We assume that \(B\) is sorted in ascending order.

For each \(i\ (1 \leq i \leq N)\), consider how to find the sum of prices of set meals with the \(i\)-th main dish, i.e. \(\displaystyle \sum_{j=1}^{M} \min(A_i+B_j, P)\).

Let \(k_i\) be the maximum \(j\) such that \(B_j < P-A_i\) (or \(0\) if there is no such \(j\)). Then the sought value equals

\[ \begin{aligned} \displaystyle \sum_{j=1}^{M} \min(A_i+B_j, P) &= \sum_{j=1}^{k_i} (A_i+B_j) + \sum_{j=k_i+1}^{M} P \\ &=k_iA_i + \sum_{j=1}^{k_i} B_j + (M-k_i)P. \end{aligned} \]
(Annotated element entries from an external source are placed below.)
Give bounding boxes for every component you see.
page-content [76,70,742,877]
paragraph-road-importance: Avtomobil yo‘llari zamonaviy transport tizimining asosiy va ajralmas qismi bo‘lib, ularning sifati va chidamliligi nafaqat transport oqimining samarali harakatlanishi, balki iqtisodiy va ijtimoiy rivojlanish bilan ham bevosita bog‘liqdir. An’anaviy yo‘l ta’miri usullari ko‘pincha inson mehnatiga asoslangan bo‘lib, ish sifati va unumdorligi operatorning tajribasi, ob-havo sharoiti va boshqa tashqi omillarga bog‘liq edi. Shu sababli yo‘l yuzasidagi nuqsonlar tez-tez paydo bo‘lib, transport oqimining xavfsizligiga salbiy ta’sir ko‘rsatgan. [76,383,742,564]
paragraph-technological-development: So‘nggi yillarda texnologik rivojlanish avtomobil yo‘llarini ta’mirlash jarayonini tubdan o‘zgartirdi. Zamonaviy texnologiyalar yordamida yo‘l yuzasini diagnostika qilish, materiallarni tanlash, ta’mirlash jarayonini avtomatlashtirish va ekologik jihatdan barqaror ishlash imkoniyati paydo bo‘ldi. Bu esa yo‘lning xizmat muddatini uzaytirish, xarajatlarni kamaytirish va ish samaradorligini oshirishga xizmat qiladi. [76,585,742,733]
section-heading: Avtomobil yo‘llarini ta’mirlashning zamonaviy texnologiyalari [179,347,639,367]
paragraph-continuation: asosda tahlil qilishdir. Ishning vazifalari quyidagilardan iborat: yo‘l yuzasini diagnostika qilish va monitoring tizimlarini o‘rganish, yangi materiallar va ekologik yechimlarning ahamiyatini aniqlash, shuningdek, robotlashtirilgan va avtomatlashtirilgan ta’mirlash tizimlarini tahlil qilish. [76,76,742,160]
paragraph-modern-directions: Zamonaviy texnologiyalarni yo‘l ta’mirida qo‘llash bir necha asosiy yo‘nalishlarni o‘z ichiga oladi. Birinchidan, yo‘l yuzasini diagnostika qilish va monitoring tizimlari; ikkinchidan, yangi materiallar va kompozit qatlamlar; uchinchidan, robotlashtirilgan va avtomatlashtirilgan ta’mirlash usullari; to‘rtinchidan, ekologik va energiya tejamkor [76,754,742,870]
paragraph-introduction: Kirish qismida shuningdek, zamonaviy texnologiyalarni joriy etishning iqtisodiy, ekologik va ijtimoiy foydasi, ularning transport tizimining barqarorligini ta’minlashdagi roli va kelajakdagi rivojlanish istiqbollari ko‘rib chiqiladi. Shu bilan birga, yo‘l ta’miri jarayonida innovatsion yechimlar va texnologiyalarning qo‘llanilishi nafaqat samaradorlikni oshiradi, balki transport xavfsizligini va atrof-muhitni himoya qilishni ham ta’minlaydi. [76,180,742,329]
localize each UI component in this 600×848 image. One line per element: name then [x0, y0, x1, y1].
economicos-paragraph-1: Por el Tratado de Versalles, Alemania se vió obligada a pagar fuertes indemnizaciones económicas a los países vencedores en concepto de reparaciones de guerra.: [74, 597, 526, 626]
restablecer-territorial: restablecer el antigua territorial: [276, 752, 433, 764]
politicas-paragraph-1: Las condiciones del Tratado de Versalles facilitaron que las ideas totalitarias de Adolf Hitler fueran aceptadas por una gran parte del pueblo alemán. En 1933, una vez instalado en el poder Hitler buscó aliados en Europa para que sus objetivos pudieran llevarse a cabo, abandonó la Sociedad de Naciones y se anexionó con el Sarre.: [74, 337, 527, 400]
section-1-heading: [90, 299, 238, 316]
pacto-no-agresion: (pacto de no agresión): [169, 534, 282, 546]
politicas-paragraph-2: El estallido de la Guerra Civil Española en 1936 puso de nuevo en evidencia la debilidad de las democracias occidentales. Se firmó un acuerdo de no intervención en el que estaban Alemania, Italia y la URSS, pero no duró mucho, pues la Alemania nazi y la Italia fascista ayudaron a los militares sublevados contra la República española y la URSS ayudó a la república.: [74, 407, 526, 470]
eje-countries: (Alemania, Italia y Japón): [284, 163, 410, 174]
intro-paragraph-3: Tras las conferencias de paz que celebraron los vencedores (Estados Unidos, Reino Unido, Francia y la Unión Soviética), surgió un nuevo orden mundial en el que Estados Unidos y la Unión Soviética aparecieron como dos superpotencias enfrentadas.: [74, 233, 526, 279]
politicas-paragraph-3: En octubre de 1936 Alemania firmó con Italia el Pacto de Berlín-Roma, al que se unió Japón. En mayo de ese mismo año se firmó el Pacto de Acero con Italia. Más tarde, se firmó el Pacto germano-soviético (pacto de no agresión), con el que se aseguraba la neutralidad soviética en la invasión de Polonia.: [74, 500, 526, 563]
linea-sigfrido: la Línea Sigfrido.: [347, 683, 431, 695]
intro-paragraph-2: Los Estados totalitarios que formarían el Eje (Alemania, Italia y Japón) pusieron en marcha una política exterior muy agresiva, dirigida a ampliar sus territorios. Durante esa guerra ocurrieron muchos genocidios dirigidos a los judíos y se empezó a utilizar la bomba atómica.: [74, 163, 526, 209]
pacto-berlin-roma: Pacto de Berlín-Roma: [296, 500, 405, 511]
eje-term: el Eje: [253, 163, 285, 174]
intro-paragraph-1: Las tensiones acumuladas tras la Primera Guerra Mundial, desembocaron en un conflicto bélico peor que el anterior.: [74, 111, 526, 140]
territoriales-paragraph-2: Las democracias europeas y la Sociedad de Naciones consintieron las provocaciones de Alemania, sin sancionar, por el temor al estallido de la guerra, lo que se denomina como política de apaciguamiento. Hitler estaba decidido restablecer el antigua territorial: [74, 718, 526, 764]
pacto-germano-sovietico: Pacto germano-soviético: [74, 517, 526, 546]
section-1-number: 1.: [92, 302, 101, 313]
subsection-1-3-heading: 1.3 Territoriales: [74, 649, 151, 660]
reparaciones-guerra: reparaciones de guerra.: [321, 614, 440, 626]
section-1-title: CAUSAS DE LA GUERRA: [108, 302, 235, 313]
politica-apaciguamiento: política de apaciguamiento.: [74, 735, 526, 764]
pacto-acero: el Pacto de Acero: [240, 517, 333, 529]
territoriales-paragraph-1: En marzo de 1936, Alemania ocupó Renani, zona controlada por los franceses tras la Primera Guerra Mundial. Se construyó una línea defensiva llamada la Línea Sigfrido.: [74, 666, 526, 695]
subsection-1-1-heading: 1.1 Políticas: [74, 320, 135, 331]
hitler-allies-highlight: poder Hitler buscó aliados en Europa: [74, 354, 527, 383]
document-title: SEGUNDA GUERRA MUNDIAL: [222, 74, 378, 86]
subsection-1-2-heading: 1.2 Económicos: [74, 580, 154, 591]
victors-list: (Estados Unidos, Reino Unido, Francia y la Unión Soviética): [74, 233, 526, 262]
The value of \(k_i\) can be found with a binary search, and \(\displaystyle \sum_{j=1}^{k_i} B_j\) as a cumulative sum.

Therefore, the problem has been solved in a total of \(O(N\log N)\) time.

Sample code (C++):

#include<bits/stdc++.h>

using namespace std;

using ll = long long;

int main() {
    int n, m, p;
    cin >> n >> m >> p;
    vector<int> a(n), b(m);
    for (int &i: a) cin >> i;
    for (int &i: b) cin >> i;
    sort(b.begin(), b.end());
    vector<ll> b_sum(m + 1);
    for (int i = 0; i < m; i++) {
        b_sum[i + 1] = b_sum[i] + b[i];
    }
    ll ans = 0;
    for (int i: a) {
        int lb = lower_bound(b.begin(), b.end(), p - i) - b.begin();
        ans += (ll) i * lb;
        ans += b_sum[lb];
        ans += (ll) p * (m - lb);
    }
    cout << ans << endl;
}